• Raving About Goa: A New Year’s Tale

      Suzan Crane revels in the full-blown hurricane of New Year parties sweeping through her small Indian town. (Originally published in Untamed Travel, February 2006)

      The New Year has dawned and I’m still awake as the sun paints a rosy hue on the horizon. New Year’s Eve in Goa is amped up to 11 and only the lonely dare to call it a night before the following day.  My village is packed, not a room to be had, traffic clogging up the narrow arteries running from the bus stand to the beach. It is hectic and noisy and, although good for business, it is not good for the soul.

      The sand is littered with beach beds. Trash is strewn about and few say hello because few know each other anymore. The freaks have come to roost but they are now commingling with – dare I say it? – package tourists. What is becoming of this fine hippie village? “It’s over,” many long-termers gripe, unaware that the latest edition of Lonely Planet India now cites Village X as “the place to go” in Goa.

      The day of New Year’s Eve is rife with anticipation and planning. People stock up on party favours and stockpile sleep before  depriving themselves of it over the next countless hours. Our shop is abnormally quiet until 5pm when I get a rush of girls looking for new outfits, as if their clothes will stay on anyway. There are numerous fetes planned. Discussions concern the night’s itinerary.

      First order of business. What will I wear? Must be comfortable but look cool. Must have layers as it gets chilly and I’m not sure if I’ll be dancing al fresco or in an enclosed environment.

      Stop One: The Pyramid, an open-air structure on a sand dune overlooking the ocean. Despite complaints about it obscuring views and desecrating once-virgin land, the place and vibe is magical. Kundalini Airport, a cohesive troupe of dissident Western musicians playing jambas, sitar, didgeridoos and drums conjure up provocative tribal and Indian sounds. The crowd is moving in unison, but each to his/her own drummer.

      One particular woman is dancing with depraved self-indulgence, silently beckoning the crowd to focus on her instead of the band. She undulates and gyrates, lifts her skirt, removes her blouse, and soon she is bare-breasted and suggestively fondling herself. It is an encore performance, a repeat of many prior public exhibitions. She is one of the eccentric characters who inhabit this small village. But we are not in Patpong or Pattaya. We are in India where women swim in their saris – exposed female flesh being anathema to cultural mores despite the hypocrisy proffered by incendiary Bollywood fare; wheremen publicly hold hands and otherwise physically engage but any display of affection between genders is considered unseemly.

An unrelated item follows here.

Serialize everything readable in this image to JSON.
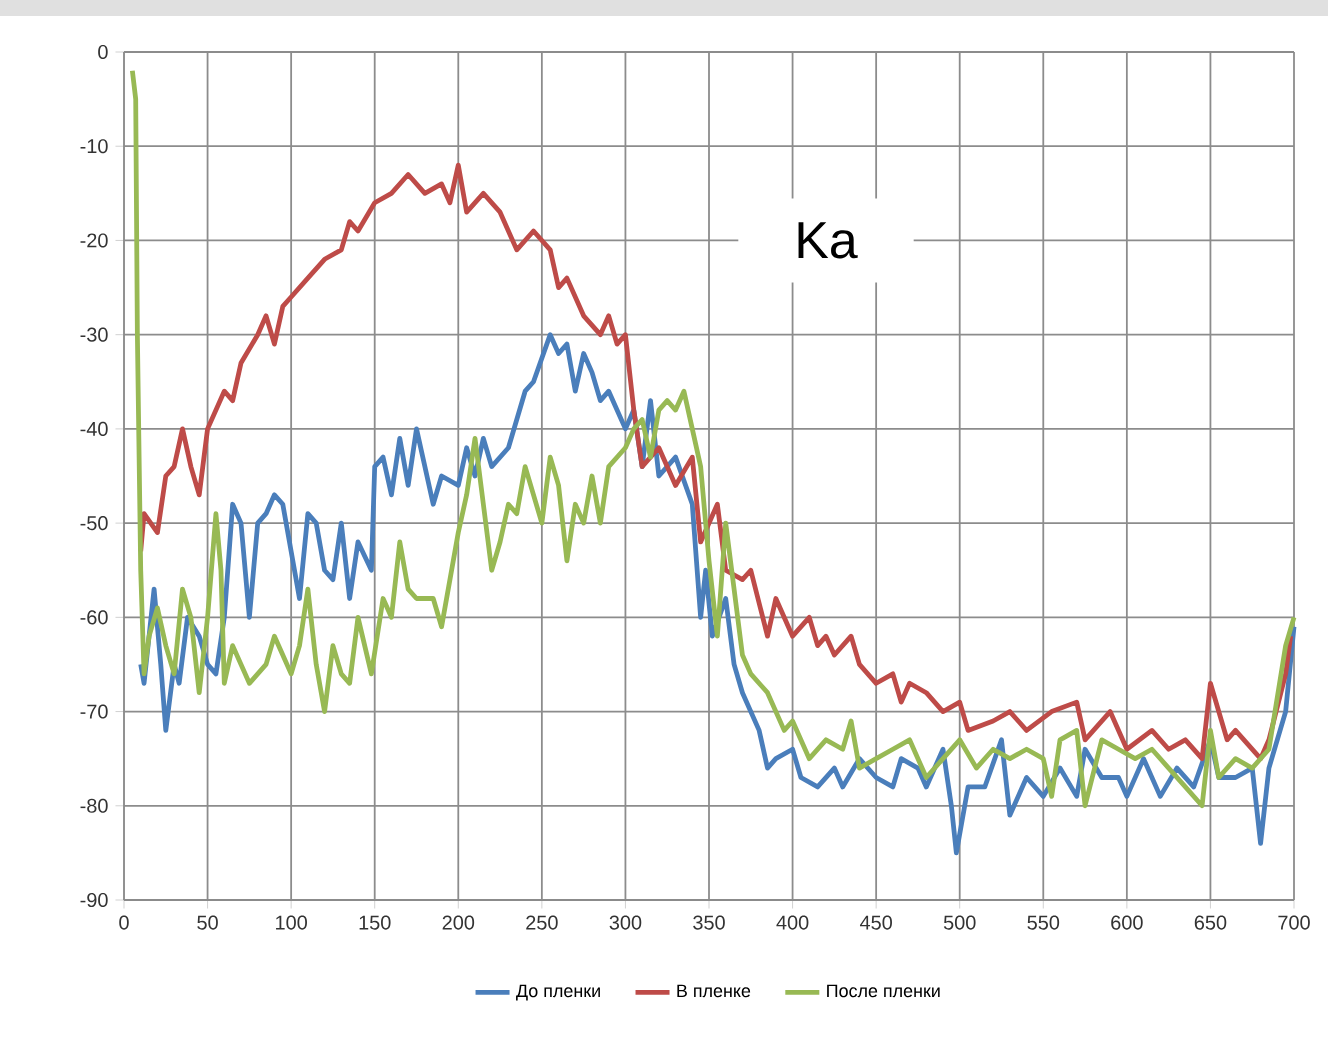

      Actually, we are not in the ‘real India’. We’re in Goa, a crossroads of cultures, a hotbed of sex, drugs and debauchery, where rules are broken, insanity is tolerated and often provoked. Where the plot is lost more often than written, where people gossip and chide, but accepts the outcasts because they too exist outside dictates of conventional society.

      “Lucy” is still topless when the clock strikes midnight. There is no moon tonight and stars glisten behind the explosion of fireworks. The cadence of waves augments the pounding African drums. Contrary to good sense, I make the short coastal walk to my next destination. Normally not a problem, particularly for this hardcore New York native, but tonight a potentially hazardous journey with so many booze-polluted Indian men titillated by the presence of so many scantily-clad foreign females. I arrive unscathed where a second round of Happy New Year’s is barely heard above the techno soundscape.

      Kidnapped… on my way home. My neighbour, offering me a ride on his trusty rusty Enfield, suddenly decides I’m not to retire, but must join him for the half-hour trip to Anjuna. The Hilltop’s annual New Year’s rave is kicking off and I’m to grab a jacket for the frosty ride over. So off we thunder into the sunrise, up a one-way road against a stream of traffic. Once inside, we make a beeline for one of the many chai mats, helmed with military precision by General Chai Mama. Order a watered-down chai or get off her turf, she declares as she bops one chai-less squatter over the head. No sleeping without her permission, she decrees. Here on the Hilltop, Chai Mamas rule the land.

      The night yields to the light and trance-induced Westerners converge from all over Northern Goa. Pre-dawn is for partying Indians, daytime for bleary-eyed foreigners. I hang in there as long as I can, squinting against the reborn sun, drunk with exhaustion but exhilarated by the communal celebration. Choking on red dust kicked up by delirious dancers, I disappear into the mist amidst the all-night ravers. Finally my energy wilts and I stagger into the horde of hungry rickshaw drivers to haggle fruitlessly for a fair fare.

      It is noon on New Year’s Day. Only the lonely dare to call it a night before the following day.